Wow. Celeste Ng continues to not disappoint. What a heartbreaker this was, for me*.
This is a Covid novel, set in a US where all Asian races are blamed for pretty much all that ails society.
I don’t consider myself a racist person, but what stuck with me on reading OMH was the notion that Margaret “didn’t have to know” about the kids being taken by the authorities, about how unjust PACT was, until she did. I don’t have to know a lot of stuff, as a cis-het white lady (example: three days after the police helped a very drunk me into an uber at the train station, an indigenous woman was arrested for public drunkenness on the train and died in custody here in Aus.
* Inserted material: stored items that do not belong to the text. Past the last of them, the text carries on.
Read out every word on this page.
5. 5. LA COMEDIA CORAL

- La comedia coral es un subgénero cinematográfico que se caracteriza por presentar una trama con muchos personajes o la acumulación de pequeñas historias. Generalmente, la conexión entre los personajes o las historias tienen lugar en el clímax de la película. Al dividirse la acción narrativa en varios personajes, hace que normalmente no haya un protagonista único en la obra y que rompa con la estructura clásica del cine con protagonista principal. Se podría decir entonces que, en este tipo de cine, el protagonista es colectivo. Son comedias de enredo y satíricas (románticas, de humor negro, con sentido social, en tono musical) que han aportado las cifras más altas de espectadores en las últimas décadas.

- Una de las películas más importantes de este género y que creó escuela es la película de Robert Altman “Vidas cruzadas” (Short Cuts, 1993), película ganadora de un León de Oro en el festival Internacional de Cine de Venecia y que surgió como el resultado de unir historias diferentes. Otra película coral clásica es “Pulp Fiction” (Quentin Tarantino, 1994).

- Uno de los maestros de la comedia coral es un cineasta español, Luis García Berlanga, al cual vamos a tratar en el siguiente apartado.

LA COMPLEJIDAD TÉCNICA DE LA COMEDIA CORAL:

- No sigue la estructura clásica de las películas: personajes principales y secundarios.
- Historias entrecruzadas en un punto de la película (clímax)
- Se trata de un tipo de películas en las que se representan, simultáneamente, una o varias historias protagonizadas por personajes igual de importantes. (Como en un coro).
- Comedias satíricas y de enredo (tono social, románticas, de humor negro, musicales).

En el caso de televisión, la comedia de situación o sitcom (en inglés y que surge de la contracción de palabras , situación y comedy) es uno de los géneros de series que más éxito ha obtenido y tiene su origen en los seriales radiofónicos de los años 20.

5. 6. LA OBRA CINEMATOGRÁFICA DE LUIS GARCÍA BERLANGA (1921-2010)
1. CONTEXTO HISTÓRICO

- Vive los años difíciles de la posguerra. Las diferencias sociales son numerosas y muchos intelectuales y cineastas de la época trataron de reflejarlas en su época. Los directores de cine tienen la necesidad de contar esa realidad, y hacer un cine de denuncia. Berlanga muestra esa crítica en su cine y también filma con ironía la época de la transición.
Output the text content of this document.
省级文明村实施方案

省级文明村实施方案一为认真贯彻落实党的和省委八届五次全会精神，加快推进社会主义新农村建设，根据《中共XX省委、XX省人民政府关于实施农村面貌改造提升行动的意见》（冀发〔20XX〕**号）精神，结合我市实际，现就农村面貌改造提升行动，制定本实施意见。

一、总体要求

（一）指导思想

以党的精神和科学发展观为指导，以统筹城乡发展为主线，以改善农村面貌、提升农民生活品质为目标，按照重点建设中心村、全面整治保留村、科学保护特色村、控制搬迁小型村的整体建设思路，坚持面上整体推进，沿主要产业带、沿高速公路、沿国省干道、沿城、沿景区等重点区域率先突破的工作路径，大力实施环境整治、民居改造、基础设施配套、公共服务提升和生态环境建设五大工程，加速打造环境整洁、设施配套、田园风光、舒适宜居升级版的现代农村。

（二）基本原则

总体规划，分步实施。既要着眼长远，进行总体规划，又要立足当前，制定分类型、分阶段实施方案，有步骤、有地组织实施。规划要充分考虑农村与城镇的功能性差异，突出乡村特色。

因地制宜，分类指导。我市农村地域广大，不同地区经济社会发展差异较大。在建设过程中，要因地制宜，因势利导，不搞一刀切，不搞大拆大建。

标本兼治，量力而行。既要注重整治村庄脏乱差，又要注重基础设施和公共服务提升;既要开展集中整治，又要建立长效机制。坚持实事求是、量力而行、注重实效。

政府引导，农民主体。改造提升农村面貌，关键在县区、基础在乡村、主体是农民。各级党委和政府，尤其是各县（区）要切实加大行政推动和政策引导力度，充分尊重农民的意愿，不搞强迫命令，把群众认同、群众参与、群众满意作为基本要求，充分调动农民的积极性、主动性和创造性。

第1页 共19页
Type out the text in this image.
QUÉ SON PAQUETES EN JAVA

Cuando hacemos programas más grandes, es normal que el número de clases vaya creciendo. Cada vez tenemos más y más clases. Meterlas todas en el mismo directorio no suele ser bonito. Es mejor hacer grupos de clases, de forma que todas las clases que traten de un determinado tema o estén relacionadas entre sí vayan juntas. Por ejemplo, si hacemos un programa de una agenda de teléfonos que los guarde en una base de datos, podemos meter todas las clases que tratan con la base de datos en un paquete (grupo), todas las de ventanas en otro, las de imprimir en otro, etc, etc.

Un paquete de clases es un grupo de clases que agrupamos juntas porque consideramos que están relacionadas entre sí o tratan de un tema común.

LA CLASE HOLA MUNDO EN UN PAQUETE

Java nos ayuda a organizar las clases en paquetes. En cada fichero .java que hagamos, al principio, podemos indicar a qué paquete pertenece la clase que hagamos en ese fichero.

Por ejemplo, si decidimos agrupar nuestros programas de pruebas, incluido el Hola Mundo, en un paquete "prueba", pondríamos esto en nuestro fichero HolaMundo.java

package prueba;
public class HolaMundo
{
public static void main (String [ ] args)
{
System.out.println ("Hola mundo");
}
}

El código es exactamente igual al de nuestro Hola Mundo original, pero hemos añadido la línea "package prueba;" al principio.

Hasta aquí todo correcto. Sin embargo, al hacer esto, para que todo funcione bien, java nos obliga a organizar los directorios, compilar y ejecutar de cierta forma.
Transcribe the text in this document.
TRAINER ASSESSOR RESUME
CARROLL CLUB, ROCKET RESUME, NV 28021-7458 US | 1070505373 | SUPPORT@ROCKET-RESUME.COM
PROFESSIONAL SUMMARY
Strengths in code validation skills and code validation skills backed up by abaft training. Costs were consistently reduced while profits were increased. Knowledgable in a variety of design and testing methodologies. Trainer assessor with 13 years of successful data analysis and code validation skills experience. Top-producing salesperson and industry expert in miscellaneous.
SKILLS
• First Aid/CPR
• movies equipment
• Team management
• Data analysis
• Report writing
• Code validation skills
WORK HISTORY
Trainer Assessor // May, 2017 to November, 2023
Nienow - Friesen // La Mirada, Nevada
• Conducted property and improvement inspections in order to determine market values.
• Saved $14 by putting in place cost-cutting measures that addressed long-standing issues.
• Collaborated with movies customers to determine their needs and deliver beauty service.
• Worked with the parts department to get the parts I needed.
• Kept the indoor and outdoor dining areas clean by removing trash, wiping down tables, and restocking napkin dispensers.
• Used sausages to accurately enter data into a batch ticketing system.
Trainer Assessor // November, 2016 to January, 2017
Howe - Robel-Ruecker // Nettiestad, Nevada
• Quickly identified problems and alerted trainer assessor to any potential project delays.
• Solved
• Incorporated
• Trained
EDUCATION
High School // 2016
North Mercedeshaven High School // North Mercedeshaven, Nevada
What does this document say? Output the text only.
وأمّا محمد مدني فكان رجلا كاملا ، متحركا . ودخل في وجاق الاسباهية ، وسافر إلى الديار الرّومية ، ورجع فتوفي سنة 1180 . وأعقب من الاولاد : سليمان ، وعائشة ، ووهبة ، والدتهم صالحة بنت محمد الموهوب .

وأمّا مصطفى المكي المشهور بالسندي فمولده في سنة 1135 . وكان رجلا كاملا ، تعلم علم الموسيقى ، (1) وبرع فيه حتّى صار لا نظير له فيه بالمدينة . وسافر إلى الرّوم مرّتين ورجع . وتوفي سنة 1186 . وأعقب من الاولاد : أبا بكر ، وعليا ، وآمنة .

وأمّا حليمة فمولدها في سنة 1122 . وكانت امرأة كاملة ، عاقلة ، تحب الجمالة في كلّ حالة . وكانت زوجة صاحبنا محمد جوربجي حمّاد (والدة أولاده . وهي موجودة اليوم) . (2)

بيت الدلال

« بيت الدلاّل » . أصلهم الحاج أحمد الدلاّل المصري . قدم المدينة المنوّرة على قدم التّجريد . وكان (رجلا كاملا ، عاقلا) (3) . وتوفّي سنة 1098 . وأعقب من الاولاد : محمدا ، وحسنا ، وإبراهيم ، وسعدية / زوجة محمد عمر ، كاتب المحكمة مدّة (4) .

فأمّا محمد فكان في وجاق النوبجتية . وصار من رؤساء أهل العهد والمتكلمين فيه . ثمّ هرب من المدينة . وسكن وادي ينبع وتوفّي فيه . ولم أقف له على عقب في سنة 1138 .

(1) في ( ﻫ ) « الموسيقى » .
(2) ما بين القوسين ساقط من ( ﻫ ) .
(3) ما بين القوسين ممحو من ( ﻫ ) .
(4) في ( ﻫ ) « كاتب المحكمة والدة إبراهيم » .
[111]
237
Christmas 2022). We should all choose to know.
It’s very Atwood, and so close to coming true that it’s actually a little frightening to look closely at. Well done, Celeste Ng. I savoured it as much as I could, but also sped through it. Any views I have from my perspective of privilege are not going to be enormously relevant here, beyond that determination to be better. To know, to not look away. What a good book.
*With the caveat that I will never, can never, get behind the harming of an animal. Especially here, where I felt like it happened because of a fear that the reader was not sufficiently invested in a woman being beaten. But also, this incident kind of reinforces the whole point of the book – CN was genuinely uncertain that readers would not relate enough to an Asian lady in peril, and so included a dog.